2007 Scholarship winner
Why I want to be a pilot
Essay by Corrine Simons
I remember the day my life changed. I was seven years old when my family took me to my first air show. It was my first major exposure to airplanes that I can remember - and I was enthralled. My parents, too, were enthralled when I looked overhead at the flash of silver wings above me and said definitively, "I want to do that." Since that day I cannot remember a time when I have wanted to pursue any other career. My only question has been, "How do I get there?"

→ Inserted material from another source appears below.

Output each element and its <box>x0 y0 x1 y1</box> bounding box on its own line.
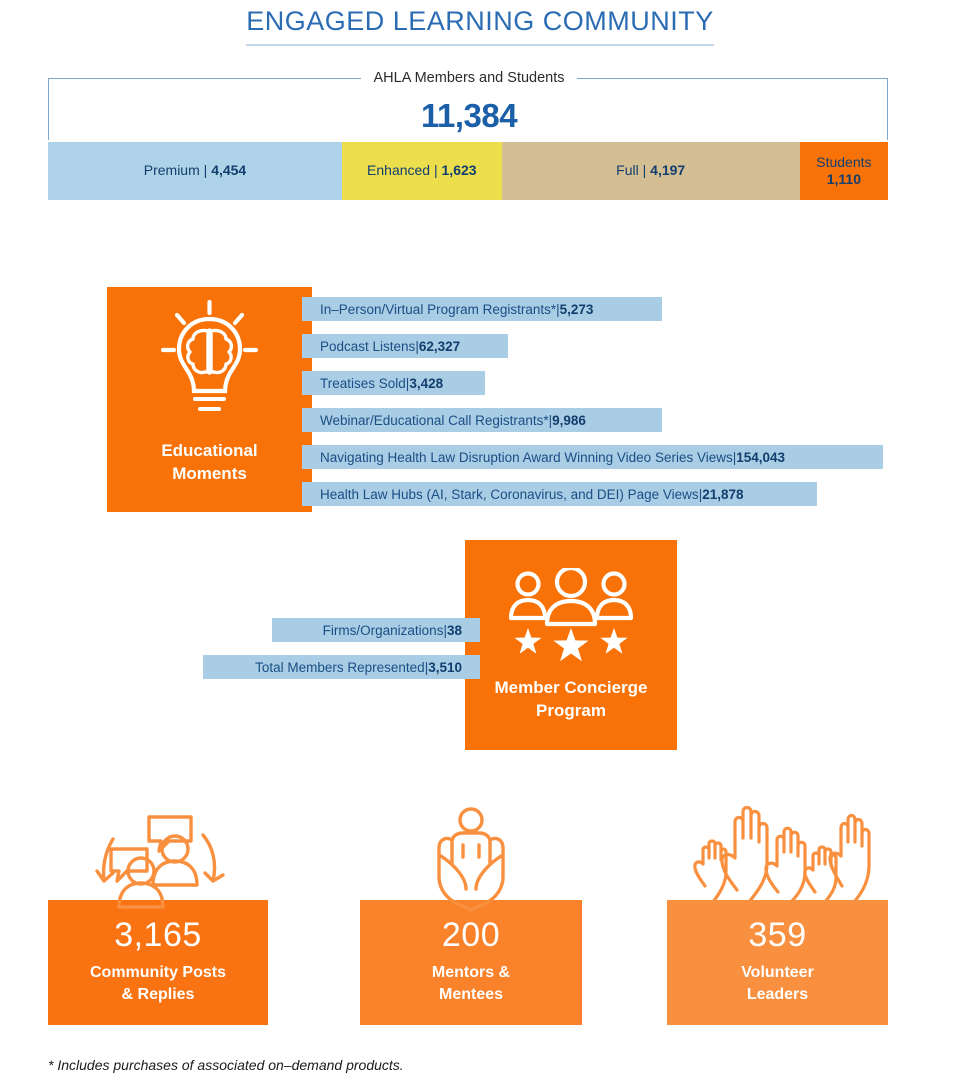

When I was twelve years old I joined the Civil Air Patrol Cadet Program and immersed myself in the realm of Aerospace Education. I knew that there were programs available that could help me fly and I also knew that the only way to get there was to progress in the program and apply for everything I could find. On my 14th birthday, my grandmother bought me an entire flight package that included all the books I would need to earn my Private Pilot's License, a logbook, and a Jeppessen flight bag. Ecstatic, I devoured the books page after page. I took them everywhere and memorized much of their contents. But one thing kept me on the ground: money.

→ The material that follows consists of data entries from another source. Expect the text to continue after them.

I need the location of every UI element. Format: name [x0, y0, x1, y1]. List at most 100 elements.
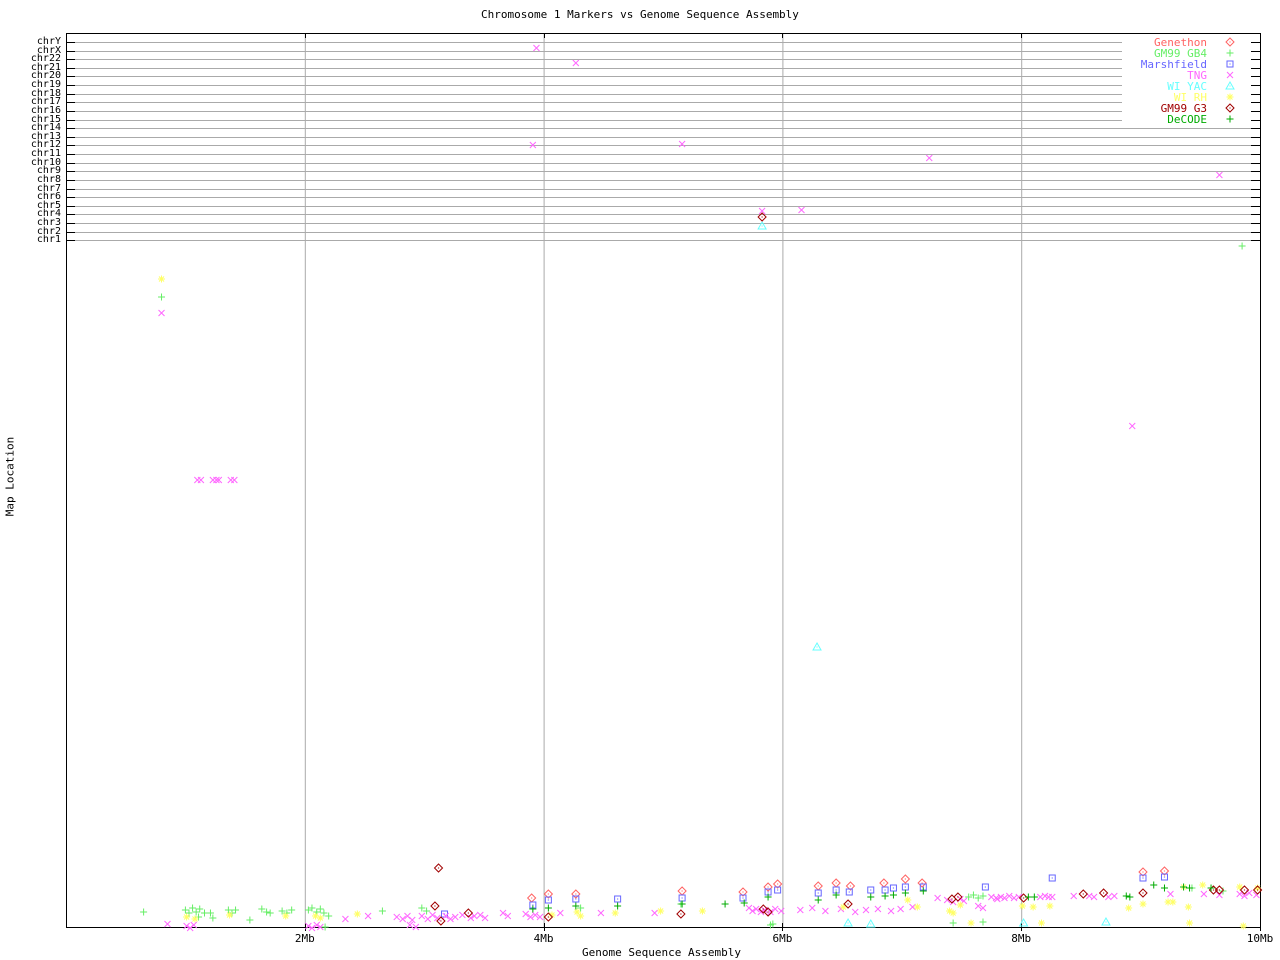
data-point-tng [1091, 894, 1097, 900]
data-point-decode [614, 903, 621, 910]
data-point-tng [809, 905, 815, 911]
data-point-tng [394, 914, 400, 920]
data-point-tng [1111, 893, 1117, 899]
data-point-marshfield [679, 895, 685, 901]
data-point-tng [419, 913, 425, 919]
data-point-tng [1071, 893, 1077, 899]
data-point-wi-rh [840, 904, 847, 911]
data-point-gm99-g3 [431, 902, 439, 910]
data-point-decode [1126, 894, 1133, 901]
x-axis-label: Genome Sequence Assembly [63, 947, 1260, 958]
data-point-gm99-gb4 [232, 907, 239, 914]
data-point-gm99-gb4 [418, 905, 425, 912]
data-point-decode [545, 905, 552, 912]
data-point-decode [902, 890, 909, 897]
data-point-gm99-g3 [1100, 889, 1108, 897]
data-point-tng [1129, 423, 1135, 429]
data-point-tng [822, 908, 828, 914]
x-tick-label-4Mb: 4Mb [514, 933, 574, 944]
data-point-wi-yac [1020, 919, 1028, 926]
data-point-gm99-gb4 [201, 910, 208, 917]
data-point-wi-rh [914, 904, 921, 911]
data-point-tng [598, 910, 604, 916]
data-point-wi-rh [957, 902, 964, 909]
data-point-gm99-g3 [1079, 890, 1087, 898]
data-point-tng [365, 913, 371, 919]
data-point-marshfield [846, 889, 852, 895]
data-point-decode [920, 888, 927, 895]
x-tick-label-8Mb: 8Mb [991, 933, 1051, 944]
data-point-tng [573, 60, 579, 66]
data-point-wi-rh [226, 912, 233, 919]
x-tick-label-2Mb: 2Mb [275, 933, 335, 944]
data-point-tng [342, 916, 348, 922]
data-point-wi-rh [612, 910, 619, 917]
data-point-gm99-gb4 [246, 917, 253, 924]
chart-title: Chromosome 1 Markers vs Genome Sequence … [0, 9, 1280, 20]
x-tick-label-6Mb: 6Mb [752, 933, 812, 944]
data-point-gm99-gb4 [320, 910, 327, 917]
data-point-wi-rh [1185, 904, 1192, 911]
data-point-gm99-gb4 [189, 905, 196, 912]
data-point-tng [1201, 891, 1207, 897]
data-point-decode [890, 892, 897, 899]
data-point-decode [1150, 882, 1157, 889]
data-point-marshfield [890, 885, 896, 891]
data-point-wi-rh [1139, 901, 1146, 908]
data-point-gm99-gb4 [196, 906, 203, 913]
data-point-tng [1216, 892, 1222, 898]
plot-frame [67, 34, 1261, 928]
data-point-genethon [901, 875, 909, 883]
data-point-gm99-gb4 [258, 906, 265, 913]
data-point-wi-rh [1236, 884, 1243, 891]
data-point-gm99-gb4 [950, 920, 957, 927]
data-point-decode [1123, 893, 1130, 900]
data-point-tng [1167, 891, 1173, 897]
data-point-wi-rh [317, 915, 324, 922]
data-point-wi-rh [950, 910, 957, 917]
data-point-decode [529, 906, 536, 913]
data-point-tng [159, 310, 165, 316]
data-point-gm99-gb4 [979, 919, 986, 926]
data-point-marshfield [615, 896, 621, 902]
data-point-wi-rh [577, 913, 584, 920]
data-point-wi-rh [904, 897, 911, 904]
data-point-tng [935, 895, 941, 901]
data-point-marshfield [815, 890, 821, 896]
data-point-wi-rh [1038, 920, 1045, 927]
data-point-wi-rh [1169, 899, 1176, 906]
data-point-wi-rh [354, 911, 361, 918]
data-point-decode [1161, 885, 1168, 892]
scatter-chart: Chromosome 1 Markers vs Genome Sequence … [0, 0, 1280, 960]
data-point-wi-rh [158, 276, 165, 283]
data-point-gm99-gb4 [288, 907, 295, 914]
data-point-tng [425, 916, 431, 922]
data-point-marshfield [902, 884, 908, 890]
data-point-tng [875, 906, 881, 912]
data-point-marshfield [982, 884, 988, 890]
data-point-gm99-gb4 [267, 910, 274, 917]
data-point-marshfield [441, 911, 447, 917]
data-point-wi-yac [813, 643, 821, 650]
data-point-tng [533, 45, 539, 51]
data-point-marshfield [1049, 875, 1055, 881]
data-point-wi-rh [183, 914, 190, 921]
data-point-tng [164, 921, 170, 927]
data-point-decode [867, 894, 874, 901]
data-point-marshfield [868, 887, 874, 893]
data-point-decode [815, 897, 822, 904]
data-point-gm99-gb4 [317, 906, 324, 913]
data-point-marshfield [573, 896, 579, 902]
data-point-wi-rh [657, 908, 664, 915]
data-point-tng [852, 909, 858, 915]
data-point-wi-yac [1102, 918, 1110, 925]
data-point-tng [797, 907, 803, 913]
data-point-gm99-gb4 [1239, 243, 1246, 250]
data-point-wi-rh [1030, 904, 1037, 911]
data-point-tng [231, 477, 237, 483]
data-point-decode [679, 901, 686, 908]
data-point-wi-rh [191, 916, 198, 923]
data-point-tng [863, 907, 869, 913]
data-point-gm99-gb4 [379, 908, 386, 915]
data-point-tng [926, 155, 932, 161]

In the summer of 2006 I was accepted to Civil Air Patrol's National Powered Flight Academy in Oshkosh, Wisconsin. I had explained to my parents that the event would cost $850 plus transportation and we had been saving all year for it. Upon hearing about my acceptance I was overjoyed. I would finally have an opportunity to get into the air. I might even be able to solo if I worked hard enough. I spent my week at the Flight Academy with my nose in a book and my eyes on the skies. I soloed at 6:30 a.m. on July 2nd 2006 on runway 7. I still remember every detail of that flight, though it would be my last for over a year. But it was a bittersweet day. I knew that, though these flight hours would help me in the future, they would not amount to a private license and I would have to continue training on my own. And training on my own meant forking over the dough. My parents could spend another year saving money, yes. But even a year of saving wouldn't give me enough to continue flying at regular intervals to stay current on top of school fees and other Civil Air Patrol summer programs. My flight bag with all its contents sat, and still sits, at the foot of my bed, waiting.
In the meantime I've been filling out applications for Air Force ROTC and for flight schools such as Embry-Riddle. Attending such a school has always been my goal and being accepted to Undergraduate Pilot Training after my commission in the U.S. Air Force would be my dream realized. With a private pilot's license under my belt I could go on to earn higher ratings while in college and, ultimately, become an instructor pilot in the Air Force and later after my retirement. Hopefully one day I will be able to fly with the Thunderbirds as I saw them that day of my seventh summer.
It has been ten years since my first air show and I haven't missed one since. To say that the roar of engines and the smell of exhaust remind me of the womb is a bit unrealistic, but it seems that this atmosphere is the one in which I feel most alive; it is certainly the one in which I want to spend the rest of my life.